On 19. 5. 26 15:19, Timofei Zhakov wrote:
On Mon, May 18, 2026 at 11:20 PM Branko Čibej <[email protected]> wrote:
On 18. 5. 26 22:27, Ivan Zhakov wrote:
On Mon, 18 May 2026 at 21:24, Timofei Zhakov <[email protected]>
wrote:
On Mon, May 18, 2026 at 5:22 PM Branko Čibej
<[email protected]> wrote:
On 18. 5. 26 17:04, Ivan Zhakov wrote:
[..]
Yes, especially because the Unix and Win32 versions share a
lot of things in common but sometimes need to do it in a
slightly different way.
Also what do you guys think about the fact that Win32 apr.h
includes windows.h? It seems odd to me. APR promises to
eliminate platform dependence by wrapping everything into
POSIX-ish style API
Cross-platform API. I'm not sure what you mean by POSIX-ish, but
APR isn't that.
I mean that the API is similar. For example, apr_file_open() kind of
works almost like fopen(). Not exactly but in my head I have this
connection. Okay their signatures are very different and even naming,
but I think there is some pattern of doing the same thing but in a
slightly more modern way with a bit more control.

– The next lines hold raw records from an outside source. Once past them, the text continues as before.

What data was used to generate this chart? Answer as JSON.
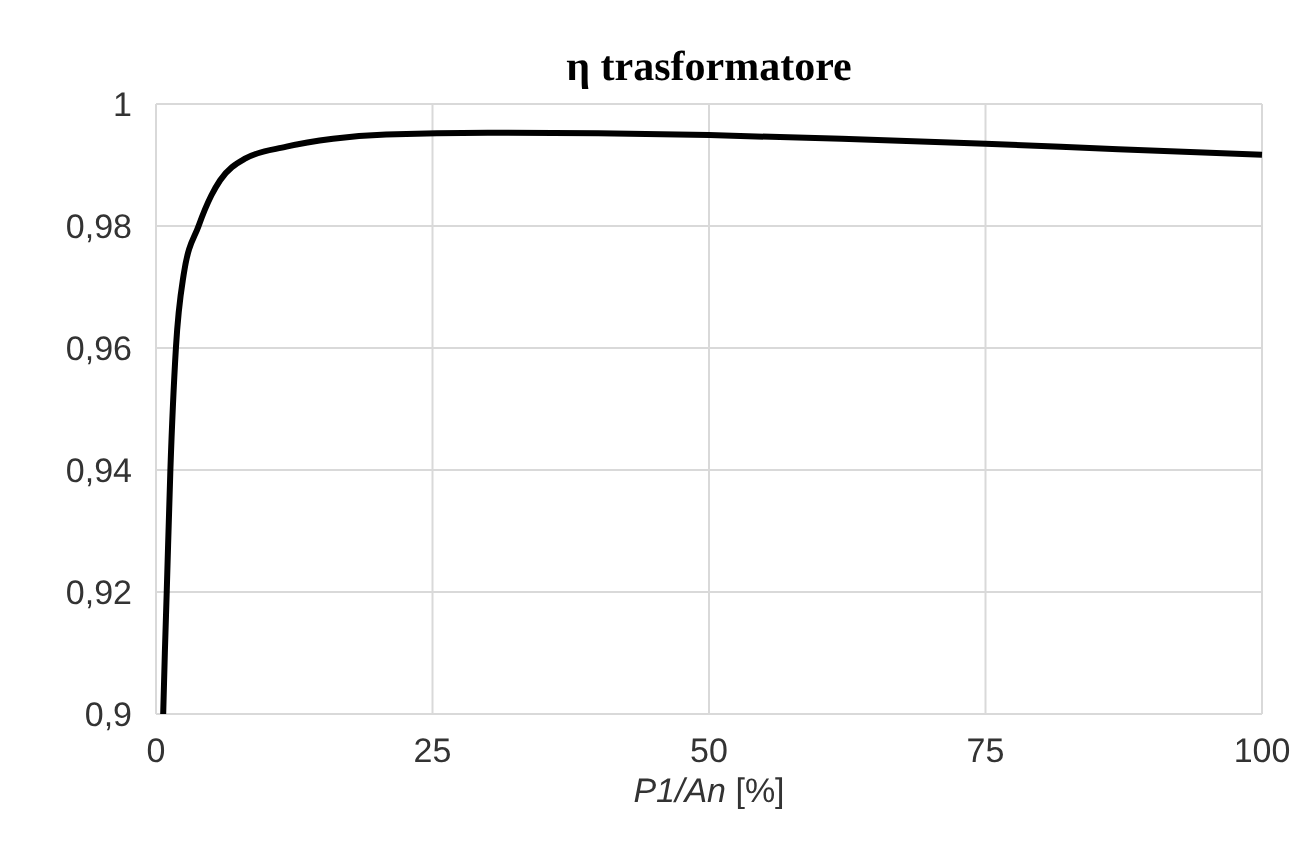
{
  "chart_data": {
    "type": "line",
    "title": "η trasformatore",
    "xlabel": "P1/An [%]",
    "x": [
      0.65,
      0.8,
      0.97,
      1.3,
      1.8,
      2.5,
      3.85,
      5,
      5.8,
      8,
      11.8,
      16,
      20.8,
      30,
      40,
      50,
      62,
      75,
      87,
      100
    ],
    "series": [
      {
        "color": "#000000",
        "values": [
          0.9,
          0.91,
          0.92,
          0.94,
          0.96,
          0.972,
          0.98,
          0.985,
          0.9875,
          0.991,
          0.993,
          0.9943,
          0.995,
          0.9953,
          0.9952,
          0.9949,
          0.9943,
          0.9935,
          0.9926,
          0.9917
        ]
      }
    ],
    "xlim": [
      0,
      100
    ],
    "xticks": [
      0,
      25,
      50,
      75,
      100
    ],
    "ylim": [
      0.9,
      1
    ],
    "yticks": [
      {
        "value": 0.9,
        "label": "0,9"
      },
      {
        "value": 0.92,
        "label": "0,92"
      },
      {
        "value": 0.94,
        "label": "0,94"
      },
      {
        "value": 0.96,
        "label": "0,96"
      },
      {
        "value": 0.98,
        "label": "0,98"
      },
      {
        "value": 1,
        "label": "1"
      }
    ],
    "grid": true,
    "marker": "none",
    "line_style": "solid"
  }
}
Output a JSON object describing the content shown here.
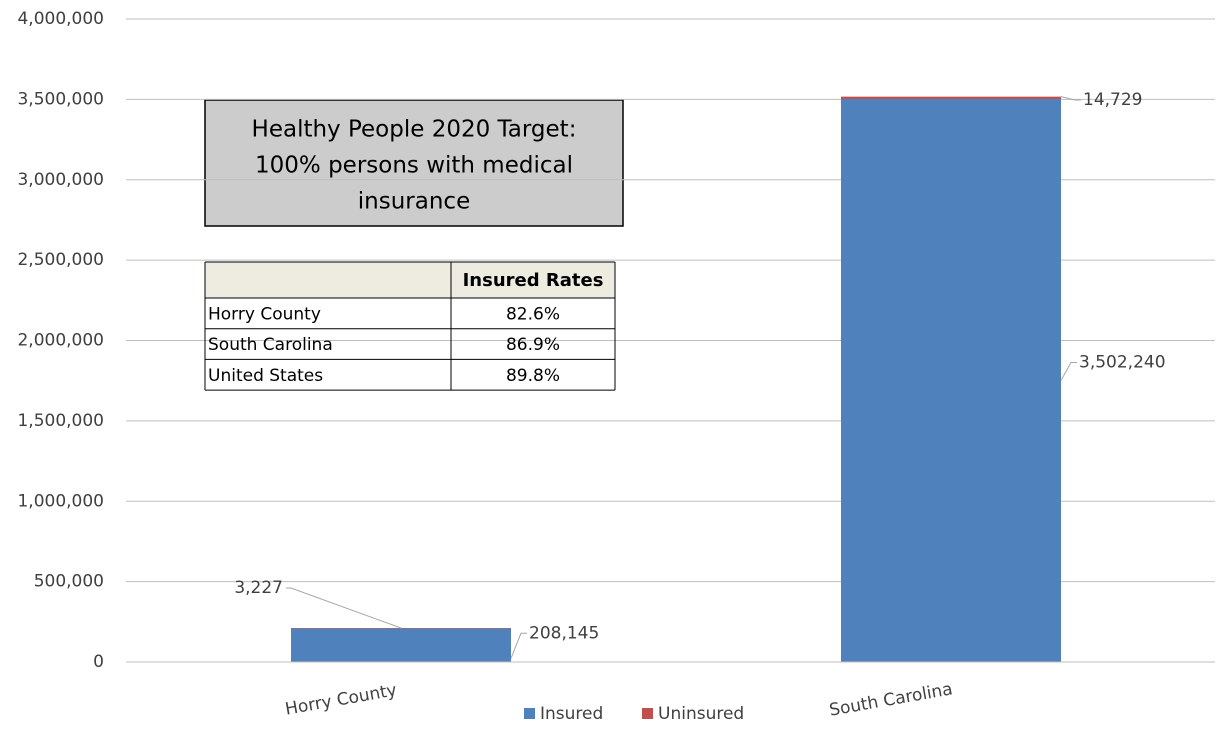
{
  "chart_data": {
    "type": "stacked_bar",
    "categories": [
      "Horry County",
      "South Carolina"
    ],
    "series": [
      {
        "name": "Insured",
        "color": "#4f81bd",
        "values": [
          208145,
          3502240
        ],
        "value_labels": [
          "208,145",
          "3,502,240"
        ]
      },
      {
        "name": "Uninsured",
        "color": "#c0504d",
        "values": [
          3227,
          14729
        ],
        "value_labels": [
          "3,227",
          "14,729"
        ]
      }
    ],
    "ylim": [
      0,
      4000000
    ],
    "yticks": [
      0,
      {
        "value": 500000,
        "label": "500,000"
      },
      {
        "value": 1000000,
        "label": "1,000,000"
      },
      {
        "value": 1500000,
        "label": "1,500,000"
      },
      {
        "value": 2000000,
        "label": "2,000,000"
      },
      {
        "value": 2500000,
        "label": "2,500,000"
      },
      {
        "value": 3000000,
        "label": "3,000,000"
      },
      {
        "value": 3500000,
        "label": "3,500,000"
      },
      {
        "value": 4000000,
        "label": "4,000,000"
      }
    ],
    "grid": true,
    "legend": "bottom",
    "annotation": [
      "Healthy People 2020 Target:",
      "100% persons with medical",
      "insurance"
    ],
    "table": {
      "header": "Insured Rates",
      "rows": [
        [
          "Horry County",
          "82.6%"
        ],
        [
          "South Carolina",
          "86.9%"
        ],
        [
          "United States",
          "89.8%"
        ]
      ]
    }
  }
}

without extra unneeded junk and then all high level code
essentially has GetLastError in the scope. I think if one
wants to explicitly use win32 API, they should include those
headers themselves.
It's a good question. I agree that apr.h should not depend on
system headers like Windows.h. But one reason that Windows error
codes are used in apr_errno.h.
apr.h is a generated, /system-specific/ header. Of course it can
and should depend on system headers if it needs them. It also
includes sys/types.h and sys/socket.h and sys/wait.h and os2.h and
so on, depending on the target. That makes perfect sense.
The question I have is whether we really want it or not.
In reality it's always included in every source file. Take svn_wc.h
for example:
[[[
#include <apr.h>
#include <apr_pools.h>
#include <apr_tables.h>
#include <apr_hash.h>
#include <apr_time.h>
#include <apr_file_io.h>
#include "svn_types.h"
#include "svn_string.h"
#include "svn_checksum.h"
#include "svn_io.h"
#include "svn_delta.h" /* for svn_stream_t */
#include "svn_opt.h"
#include "svn_ra.h" /* for svn_ra_reporter_t type */
]]]
You'll have to be more specific: what exactly is wrong with that? apr.h
uses symbols defined in windows.h, what else is it supposed to do? I
really don't understand your objections.